Moira ZellnerMoira Zellner joined the Department of Urban Planning and Policy in January of 2006. Born in Buenos Aires, Argentina, Zellner earned her undergraduate degree in ecology at the Centro de Altos Estudios en Ciencias Exactas and pursued graduate studies in urban and regional planning and in complex systems at the University of Michigan. Before coming to the United States, she worked in Argentina as a consultant on environmental issues for local and international environmental engineering firms and for the under secretary of environment in the city of Buenos Aires, in projects related to domestic and hazardous waste management, river remediation, industrial pollution control, and environmental impact assessments.

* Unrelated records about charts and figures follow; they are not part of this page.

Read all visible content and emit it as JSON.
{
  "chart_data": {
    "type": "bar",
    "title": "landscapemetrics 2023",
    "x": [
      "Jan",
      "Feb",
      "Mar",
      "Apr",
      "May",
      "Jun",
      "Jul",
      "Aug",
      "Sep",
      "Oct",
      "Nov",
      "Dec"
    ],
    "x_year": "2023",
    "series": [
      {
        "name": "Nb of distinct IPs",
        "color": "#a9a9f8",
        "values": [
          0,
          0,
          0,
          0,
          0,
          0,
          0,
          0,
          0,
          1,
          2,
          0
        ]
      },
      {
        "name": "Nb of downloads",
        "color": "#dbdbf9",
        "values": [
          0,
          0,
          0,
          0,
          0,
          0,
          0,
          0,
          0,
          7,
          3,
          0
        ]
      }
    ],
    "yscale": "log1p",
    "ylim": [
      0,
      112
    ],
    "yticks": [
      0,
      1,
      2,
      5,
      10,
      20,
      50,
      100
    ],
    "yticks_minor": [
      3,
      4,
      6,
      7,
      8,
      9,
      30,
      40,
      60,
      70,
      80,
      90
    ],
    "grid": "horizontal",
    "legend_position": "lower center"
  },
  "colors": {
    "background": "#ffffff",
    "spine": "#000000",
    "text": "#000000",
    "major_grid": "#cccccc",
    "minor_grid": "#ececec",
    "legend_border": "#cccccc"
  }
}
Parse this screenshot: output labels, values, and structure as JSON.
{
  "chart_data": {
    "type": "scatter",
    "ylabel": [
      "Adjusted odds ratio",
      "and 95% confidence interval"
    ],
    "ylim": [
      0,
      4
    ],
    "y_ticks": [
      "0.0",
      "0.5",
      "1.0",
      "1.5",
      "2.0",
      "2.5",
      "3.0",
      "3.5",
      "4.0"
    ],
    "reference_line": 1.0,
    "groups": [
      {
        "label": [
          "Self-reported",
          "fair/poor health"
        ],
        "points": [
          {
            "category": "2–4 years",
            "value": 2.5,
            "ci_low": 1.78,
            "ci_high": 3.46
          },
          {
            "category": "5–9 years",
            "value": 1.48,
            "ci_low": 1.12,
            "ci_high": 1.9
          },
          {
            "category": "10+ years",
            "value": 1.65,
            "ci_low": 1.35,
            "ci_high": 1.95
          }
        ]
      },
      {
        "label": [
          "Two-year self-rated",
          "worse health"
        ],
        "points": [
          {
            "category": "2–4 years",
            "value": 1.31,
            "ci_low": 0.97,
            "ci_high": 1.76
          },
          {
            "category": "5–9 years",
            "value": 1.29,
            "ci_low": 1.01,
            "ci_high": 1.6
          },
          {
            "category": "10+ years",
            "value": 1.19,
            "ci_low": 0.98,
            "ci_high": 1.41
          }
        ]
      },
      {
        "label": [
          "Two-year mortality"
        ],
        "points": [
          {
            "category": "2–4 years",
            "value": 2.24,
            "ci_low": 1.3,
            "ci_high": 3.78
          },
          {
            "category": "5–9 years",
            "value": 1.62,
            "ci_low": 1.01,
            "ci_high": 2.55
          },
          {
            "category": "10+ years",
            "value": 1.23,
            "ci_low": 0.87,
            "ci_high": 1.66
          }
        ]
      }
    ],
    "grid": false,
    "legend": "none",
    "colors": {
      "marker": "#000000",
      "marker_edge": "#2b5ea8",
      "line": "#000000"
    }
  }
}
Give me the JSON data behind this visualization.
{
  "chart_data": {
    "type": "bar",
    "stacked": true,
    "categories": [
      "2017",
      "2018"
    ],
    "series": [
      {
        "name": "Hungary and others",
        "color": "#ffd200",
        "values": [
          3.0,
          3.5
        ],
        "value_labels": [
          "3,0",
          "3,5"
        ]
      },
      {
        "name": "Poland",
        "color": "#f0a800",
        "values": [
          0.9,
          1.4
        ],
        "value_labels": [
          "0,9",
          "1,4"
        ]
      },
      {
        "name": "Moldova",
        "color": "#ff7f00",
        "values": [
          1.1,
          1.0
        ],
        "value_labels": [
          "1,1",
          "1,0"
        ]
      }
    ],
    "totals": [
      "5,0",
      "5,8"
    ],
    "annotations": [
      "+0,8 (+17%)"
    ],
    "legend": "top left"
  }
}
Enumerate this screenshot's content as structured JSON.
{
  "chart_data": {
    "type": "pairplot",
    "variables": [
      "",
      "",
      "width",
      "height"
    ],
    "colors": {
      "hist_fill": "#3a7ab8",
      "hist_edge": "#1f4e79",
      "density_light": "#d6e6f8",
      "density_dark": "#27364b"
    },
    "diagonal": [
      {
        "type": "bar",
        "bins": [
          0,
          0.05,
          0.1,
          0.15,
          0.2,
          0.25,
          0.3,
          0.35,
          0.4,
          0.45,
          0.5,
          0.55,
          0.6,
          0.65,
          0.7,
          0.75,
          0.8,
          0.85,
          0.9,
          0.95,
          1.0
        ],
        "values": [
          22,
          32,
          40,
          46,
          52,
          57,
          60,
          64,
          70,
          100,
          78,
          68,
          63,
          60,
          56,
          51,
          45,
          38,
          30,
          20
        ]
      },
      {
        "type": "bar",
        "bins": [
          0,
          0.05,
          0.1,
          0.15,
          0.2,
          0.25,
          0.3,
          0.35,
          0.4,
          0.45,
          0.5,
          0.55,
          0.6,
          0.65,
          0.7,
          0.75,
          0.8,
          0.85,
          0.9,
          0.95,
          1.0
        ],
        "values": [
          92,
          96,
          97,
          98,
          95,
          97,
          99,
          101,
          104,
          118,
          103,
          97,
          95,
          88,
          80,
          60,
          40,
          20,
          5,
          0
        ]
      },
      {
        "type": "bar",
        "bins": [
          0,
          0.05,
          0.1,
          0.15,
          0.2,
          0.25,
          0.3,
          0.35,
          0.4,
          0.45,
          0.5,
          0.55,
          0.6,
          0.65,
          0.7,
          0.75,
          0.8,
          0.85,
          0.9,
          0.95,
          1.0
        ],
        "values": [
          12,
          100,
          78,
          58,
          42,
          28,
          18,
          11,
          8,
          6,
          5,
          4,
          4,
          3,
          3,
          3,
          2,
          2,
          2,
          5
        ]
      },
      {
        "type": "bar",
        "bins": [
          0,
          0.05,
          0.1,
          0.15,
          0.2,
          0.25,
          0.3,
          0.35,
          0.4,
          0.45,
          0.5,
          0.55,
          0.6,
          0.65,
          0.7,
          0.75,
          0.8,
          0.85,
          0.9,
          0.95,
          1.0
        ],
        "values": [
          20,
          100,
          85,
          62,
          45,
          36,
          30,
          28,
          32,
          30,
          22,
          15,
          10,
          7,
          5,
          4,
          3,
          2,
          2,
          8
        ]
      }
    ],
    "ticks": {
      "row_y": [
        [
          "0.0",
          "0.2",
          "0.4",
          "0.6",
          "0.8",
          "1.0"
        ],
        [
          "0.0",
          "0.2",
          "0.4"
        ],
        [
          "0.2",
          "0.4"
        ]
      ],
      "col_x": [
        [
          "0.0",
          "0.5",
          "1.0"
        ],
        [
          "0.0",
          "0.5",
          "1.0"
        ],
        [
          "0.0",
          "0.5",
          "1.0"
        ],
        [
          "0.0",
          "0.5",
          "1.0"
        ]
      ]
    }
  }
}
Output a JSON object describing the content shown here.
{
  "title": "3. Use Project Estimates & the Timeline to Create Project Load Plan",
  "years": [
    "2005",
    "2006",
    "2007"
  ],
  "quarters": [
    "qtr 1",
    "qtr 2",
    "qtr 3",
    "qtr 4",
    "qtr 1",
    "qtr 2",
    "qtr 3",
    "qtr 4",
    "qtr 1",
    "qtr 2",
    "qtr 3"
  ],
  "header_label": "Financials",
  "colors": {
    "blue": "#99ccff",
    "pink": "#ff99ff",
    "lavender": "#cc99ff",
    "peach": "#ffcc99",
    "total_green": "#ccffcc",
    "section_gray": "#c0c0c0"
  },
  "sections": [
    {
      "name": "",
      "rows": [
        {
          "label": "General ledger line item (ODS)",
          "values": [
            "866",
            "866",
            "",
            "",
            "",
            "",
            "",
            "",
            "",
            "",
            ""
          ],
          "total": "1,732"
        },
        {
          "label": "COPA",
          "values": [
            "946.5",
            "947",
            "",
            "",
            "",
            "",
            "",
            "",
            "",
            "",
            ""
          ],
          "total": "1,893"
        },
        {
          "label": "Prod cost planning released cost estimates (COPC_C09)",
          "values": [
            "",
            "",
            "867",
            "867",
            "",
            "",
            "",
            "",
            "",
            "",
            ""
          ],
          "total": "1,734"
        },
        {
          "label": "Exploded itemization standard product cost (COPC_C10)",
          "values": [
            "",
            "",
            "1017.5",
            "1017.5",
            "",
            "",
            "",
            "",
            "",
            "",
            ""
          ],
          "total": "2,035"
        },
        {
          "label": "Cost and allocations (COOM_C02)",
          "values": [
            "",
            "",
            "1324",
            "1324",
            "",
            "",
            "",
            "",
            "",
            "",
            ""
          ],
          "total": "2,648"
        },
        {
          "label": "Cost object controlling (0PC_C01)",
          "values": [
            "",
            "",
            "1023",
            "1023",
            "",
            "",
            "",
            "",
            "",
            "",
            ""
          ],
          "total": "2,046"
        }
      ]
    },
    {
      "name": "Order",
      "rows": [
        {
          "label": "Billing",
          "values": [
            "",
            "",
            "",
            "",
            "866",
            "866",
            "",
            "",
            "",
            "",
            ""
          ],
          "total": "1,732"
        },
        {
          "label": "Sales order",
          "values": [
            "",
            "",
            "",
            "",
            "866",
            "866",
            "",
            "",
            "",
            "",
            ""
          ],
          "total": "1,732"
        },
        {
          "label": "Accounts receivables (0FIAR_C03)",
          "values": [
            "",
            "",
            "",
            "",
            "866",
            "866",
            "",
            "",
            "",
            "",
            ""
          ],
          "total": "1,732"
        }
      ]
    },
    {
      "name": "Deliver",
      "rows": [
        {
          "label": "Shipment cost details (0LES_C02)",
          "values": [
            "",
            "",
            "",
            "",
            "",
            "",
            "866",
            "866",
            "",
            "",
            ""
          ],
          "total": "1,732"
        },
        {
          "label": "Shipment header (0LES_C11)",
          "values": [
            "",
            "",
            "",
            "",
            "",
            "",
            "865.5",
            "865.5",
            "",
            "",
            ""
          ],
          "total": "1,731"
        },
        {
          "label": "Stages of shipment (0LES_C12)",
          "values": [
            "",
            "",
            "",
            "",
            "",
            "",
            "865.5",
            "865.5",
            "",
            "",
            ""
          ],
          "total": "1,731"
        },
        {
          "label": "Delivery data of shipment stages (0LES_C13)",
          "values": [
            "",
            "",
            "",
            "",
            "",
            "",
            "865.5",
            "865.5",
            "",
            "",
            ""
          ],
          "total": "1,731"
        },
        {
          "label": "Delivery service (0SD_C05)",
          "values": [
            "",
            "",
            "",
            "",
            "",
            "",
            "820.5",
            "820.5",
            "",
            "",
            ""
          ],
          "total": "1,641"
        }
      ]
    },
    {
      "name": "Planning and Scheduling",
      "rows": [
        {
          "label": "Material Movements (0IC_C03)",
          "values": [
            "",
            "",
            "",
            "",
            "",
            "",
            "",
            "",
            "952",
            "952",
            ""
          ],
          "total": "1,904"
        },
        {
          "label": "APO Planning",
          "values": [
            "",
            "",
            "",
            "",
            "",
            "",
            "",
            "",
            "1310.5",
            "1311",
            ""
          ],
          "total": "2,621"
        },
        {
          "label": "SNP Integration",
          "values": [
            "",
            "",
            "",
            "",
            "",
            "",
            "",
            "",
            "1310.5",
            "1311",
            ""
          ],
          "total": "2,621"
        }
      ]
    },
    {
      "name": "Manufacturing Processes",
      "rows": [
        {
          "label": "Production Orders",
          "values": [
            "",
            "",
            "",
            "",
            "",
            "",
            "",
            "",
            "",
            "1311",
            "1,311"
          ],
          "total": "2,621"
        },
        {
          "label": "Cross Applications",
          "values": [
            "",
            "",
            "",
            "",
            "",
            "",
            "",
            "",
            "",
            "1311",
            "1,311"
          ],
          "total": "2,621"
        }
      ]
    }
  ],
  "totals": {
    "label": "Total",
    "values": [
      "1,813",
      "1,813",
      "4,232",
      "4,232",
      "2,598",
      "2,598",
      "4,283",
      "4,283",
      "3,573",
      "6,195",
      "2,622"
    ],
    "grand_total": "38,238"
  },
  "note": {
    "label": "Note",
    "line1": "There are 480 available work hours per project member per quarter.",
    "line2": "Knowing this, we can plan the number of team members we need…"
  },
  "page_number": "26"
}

She also participated in interdisciplinary and international research projects on urban air pollution and on the spread of tuberculosis through public transportation. In the United States, her professional work includes greenway development and river restoration projects in Miami Beach and in California, and transportation surveys. In her position at UIC, she has served as primary investigator and co-primary investigator for interdisciplinary projects investigating how specific policy, technological, and behavioral changes can effectively address a range of complex environmental problems, where interaction effects make responsibilities and burdens unclear. Her research also examines the value of complexity-based modeling for participatory policy exploration and social learning with stakeholders. Zellner teaches a variety of workshops on complexity-based modeling of socioecological systems, for training of both scientists and decision-makers.

Participatory Complex Systems Modeling for Environmental Planning: Opportunities and Barriers to Learning and Policy Innovation

Since 2011, Zellner’s team has studied the use of visualization tools in collaborative water planning efforts in northeast Illinois. The team set out to understand how such tools allow people who are planning for future water sustainability to see the hidden aspects of water flow and the effects of land- and water-use decisions on water supply, and how such visualization contributes to collective deliberation and innovation. The team first adopted a developmental and collaborative agent-based approach, where stakeholders worked in small groups around a progression of models—from highly abstracted models to geographically detailed models of land use, water use, and water dynamics—to recognize and assess the interactive impacts of different implementation strategies. Stakeholders learned how to use the models, understand the relationships among their components, interpret the meaning of their outputs based on these relationships, and modify the models with new insights from the discussions and their experience. Despite their improved understanding and the stimulation to explore a wider range of solutions to water shortages, participants resisted policy innovation beyond the strategies they already knew. This talk explores possible reasons for this resistance and suggests ways to overcome them.